Cyber Threat Alliance taps former Obama official as its first president
The Cyber Threat Alliance, an organization founded by leading tech companies in 2014 to drive a coordinated industry effort against cyberadversaries, has appointed a former Obama Administration official as its first appointed president and added two new prominent corporate members.
Michael Daniel takes on the position of president after having spent four and a half years in the position of cybersecurity coordinator and special assistant to President Barack Obama between June 2012 and July 2016. He also served 11 years as the chief of the White House Office of Management and Budget.
A professional policy wonk who studied at Princeton and Harvard, Daniel was previously described as being unknown by IT thought leaders before taking on the role in the Obama Administration where he led the development of a government-wide cyber policy and the implementation of that policy.
On the membership side, the CTA has also announced that its ranks have expanded, with Check Point Software Technologies Ltd. and Cisco Systems Inc. joining as full members alongside existing members Symantec, Fortinet, McAfee (Intel Security), Palo Alto Networks, Zscaler, Telefonica and Barracuda. Joining the CTA as new affiliate members are IntSights, Rapid7 and RSA Security LLC, which joined Eleven Paths and ReversingLabs in that position.

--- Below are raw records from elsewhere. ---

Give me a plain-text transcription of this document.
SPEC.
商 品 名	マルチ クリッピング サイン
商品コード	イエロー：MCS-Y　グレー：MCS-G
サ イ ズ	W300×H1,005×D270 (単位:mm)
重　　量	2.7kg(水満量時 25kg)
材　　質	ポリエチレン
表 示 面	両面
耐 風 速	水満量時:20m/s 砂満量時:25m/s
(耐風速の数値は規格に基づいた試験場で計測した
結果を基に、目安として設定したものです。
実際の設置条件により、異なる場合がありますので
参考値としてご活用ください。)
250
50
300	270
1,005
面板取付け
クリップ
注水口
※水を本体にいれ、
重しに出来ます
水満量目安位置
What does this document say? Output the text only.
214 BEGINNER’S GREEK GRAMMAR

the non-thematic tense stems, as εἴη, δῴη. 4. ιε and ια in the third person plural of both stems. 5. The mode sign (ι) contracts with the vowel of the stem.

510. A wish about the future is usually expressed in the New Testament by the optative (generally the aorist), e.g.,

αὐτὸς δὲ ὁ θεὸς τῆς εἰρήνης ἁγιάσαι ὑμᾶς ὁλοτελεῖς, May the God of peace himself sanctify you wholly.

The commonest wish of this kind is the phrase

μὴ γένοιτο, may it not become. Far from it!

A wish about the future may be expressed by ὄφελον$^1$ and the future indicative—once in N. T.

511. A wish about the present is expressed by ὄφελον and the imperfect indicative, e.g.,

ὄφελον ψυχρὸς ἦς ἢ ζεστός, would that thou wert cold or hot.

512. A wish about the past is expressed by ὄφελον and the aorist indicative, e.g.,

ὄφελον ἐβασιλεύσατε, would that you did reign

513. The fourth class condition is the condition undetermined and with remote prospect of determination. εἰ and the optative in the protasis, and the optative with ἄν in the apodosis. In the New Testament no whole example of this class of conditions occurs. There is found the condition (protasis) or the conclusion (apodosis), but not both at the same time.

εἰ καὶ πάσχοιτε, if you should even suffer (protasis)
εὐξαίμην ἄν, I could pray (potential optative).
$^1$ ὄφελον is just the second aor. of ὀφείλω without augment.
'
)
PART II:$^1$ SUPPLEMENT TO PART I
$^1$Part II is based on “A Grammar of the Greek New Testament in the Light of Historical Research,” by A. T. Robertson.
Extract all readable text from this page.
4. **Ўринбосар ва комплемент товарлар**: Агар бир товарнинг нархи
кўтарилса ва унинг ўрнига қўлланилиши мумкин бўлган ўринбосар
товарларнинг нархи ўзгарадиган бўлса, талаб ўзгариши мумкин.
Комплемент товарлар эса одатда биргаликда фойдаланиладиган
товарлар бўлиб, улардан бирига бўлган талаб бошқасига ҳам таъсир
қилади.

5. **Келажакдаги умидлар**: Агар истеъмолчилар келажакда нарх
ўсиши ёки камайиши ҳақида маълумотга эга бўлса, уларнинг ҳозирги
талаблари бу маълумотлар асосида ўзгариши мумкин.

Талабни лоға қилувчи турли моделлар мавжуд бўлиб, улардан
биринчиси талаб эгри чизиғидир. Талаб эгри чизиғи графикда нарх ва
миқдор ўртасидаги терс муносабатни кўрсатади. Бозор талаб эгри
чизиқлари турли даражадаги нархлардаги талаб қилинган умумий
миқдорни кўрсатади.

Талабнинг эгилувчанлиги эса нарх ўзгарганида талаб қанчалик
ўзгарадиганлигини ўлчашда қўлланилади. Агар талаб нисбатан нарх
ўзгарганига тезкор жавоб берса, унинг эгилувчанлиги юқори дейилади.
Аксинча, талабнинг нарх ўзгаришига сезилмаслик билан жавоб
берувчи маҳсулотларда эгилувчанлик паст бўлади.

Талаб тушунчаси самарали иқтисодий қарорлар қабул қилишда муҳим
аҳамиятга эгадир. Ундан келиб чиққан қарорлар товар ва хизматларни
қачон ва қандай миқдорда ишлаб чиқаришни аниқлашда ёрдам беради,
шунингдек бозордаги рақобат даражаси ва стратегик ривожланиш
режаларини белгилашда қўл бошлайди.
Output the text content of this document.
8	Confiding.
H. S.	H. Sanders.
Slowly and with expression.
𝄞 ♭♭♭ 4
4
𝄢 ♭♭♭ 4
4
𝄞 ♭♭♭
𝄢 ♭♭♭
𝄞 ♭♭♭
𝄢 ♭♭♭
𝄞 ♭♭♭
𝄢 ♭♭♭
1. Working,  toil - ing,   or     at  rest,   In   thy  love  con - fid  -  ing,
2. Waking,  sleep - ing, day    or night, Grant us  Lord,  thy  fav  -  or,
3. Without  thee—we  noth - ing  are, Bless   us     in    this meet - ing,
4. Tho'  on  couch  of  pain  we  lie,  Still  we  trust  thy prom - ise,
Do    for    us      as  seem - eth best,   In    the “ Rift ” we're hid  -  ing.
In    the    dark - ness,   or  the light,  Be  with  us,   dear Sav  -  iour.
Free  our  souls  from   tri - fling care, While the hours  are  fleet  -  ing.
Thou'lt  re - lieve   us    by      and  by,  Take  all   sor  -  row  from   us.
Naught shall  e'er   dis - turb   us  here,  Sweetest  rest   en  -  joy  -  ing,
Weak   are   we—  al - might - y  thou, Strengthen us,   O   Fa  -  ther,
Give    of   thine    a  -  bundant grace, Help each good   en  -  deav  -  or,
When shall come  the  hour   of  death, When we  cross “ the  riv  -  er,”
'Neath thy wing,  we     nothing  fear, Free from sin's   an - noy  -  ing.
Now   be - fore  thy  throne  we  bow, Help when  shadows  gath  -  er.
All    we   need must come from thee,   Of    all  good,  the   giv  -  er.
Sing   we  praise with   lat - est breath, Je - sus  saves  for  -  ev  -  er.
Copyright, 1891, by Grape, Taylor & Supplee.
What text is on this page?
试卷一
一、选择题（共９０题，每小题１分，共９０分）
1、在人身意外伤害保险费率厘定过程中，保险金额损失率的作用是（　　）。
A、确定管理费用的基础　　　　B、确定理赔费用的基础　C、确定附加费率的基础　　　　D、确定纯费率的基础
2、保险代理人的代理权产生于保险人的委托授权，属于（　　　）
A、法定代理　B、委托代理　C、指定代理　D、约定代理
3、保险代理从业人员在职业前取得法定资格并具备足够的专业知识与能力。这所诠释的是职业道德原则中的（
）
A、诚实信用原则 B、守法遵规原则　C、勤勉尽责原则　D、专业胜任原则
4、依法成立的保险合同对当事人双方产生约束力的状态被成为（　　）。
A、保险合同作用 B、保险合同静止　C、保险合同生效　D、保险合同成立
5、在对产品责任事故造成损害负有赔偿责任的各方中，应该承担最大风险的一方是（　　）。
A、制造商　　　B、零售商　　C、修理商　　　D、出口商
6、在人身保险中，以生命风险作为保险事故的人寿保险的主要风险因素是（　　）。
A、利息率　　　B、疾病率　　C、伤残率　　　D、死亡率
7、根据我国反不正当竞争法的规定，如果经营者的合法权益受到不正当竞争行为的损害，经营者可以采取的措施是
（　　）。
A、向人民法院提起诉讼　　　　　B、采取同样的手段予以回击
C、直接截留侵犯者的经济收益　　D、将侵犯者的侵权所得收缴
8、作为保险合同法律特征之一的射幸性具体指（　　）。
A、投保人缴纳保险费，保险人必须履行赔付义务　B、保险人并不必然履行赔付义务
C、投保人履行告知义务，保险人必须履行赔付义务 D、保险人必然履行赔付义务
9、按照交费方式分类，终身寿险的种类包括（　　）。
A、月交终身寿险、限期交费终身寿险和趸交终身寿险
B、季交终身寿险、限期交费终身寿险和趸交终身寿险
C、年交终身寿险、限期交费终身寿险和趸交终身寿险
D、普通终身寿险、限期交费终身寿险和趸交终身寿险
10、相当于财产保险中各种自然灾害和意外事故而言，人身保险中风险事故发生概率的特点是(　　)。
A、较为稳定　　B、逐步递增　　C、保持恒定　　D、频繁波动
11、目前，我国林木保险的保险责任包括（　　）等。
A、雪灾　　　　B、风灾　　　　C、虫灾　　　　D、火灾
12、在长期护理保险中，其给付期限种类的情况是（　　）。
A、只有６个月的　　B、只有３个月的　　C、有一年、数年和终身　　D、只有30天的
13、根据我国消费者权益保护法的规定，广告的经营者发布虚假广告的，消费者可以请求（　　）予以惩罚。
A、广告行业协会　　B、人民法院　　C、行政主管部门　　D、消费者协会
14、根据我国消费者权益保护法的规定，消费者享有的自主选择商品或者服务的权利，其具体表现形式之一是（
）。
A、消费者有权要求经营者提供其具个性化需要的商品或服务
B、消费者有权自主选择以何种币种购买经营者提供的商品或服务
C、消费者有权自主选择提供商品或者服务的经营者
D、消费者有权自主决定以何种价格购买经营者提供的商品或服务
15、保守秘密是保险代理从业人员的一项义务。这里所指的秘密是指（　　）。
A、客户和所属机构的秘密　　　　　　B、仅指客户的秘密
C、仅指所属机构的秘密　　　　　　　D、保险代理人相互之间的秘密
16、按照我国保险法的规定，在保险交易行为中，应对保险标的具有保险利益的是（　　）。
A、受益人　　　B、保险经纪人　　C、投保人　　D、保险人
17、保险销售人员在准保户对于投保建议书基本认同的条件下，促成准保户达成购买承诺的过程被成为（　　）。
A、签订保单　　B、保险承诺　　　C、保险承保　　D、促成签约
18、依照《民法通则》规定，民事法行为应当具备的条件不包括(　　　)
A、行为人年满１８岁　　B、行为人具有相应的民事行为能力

With Daniel now sitting at its head, the CTA has also announced the development and rollout of a new, automated threat intelligence-sharing platform that enables members to integrate real-time, actionable intelligence into their products to better protect global customers. The group claims that the new platform better organizes and structures threat information into Adversary Playbooks, pulling everything related to a specific attack campaign together in one place to increase the contextual value, quality and usability of the data.
In short, what the sharing platform delivers is the ability to members to share intelligence about new cyber threats, meaning that all their products can be updated to combat them. Cisco Security Chief Architect Marty Roesch claims that the new platform is a way to “take the fight to the bad guys for the common good of the Internet.”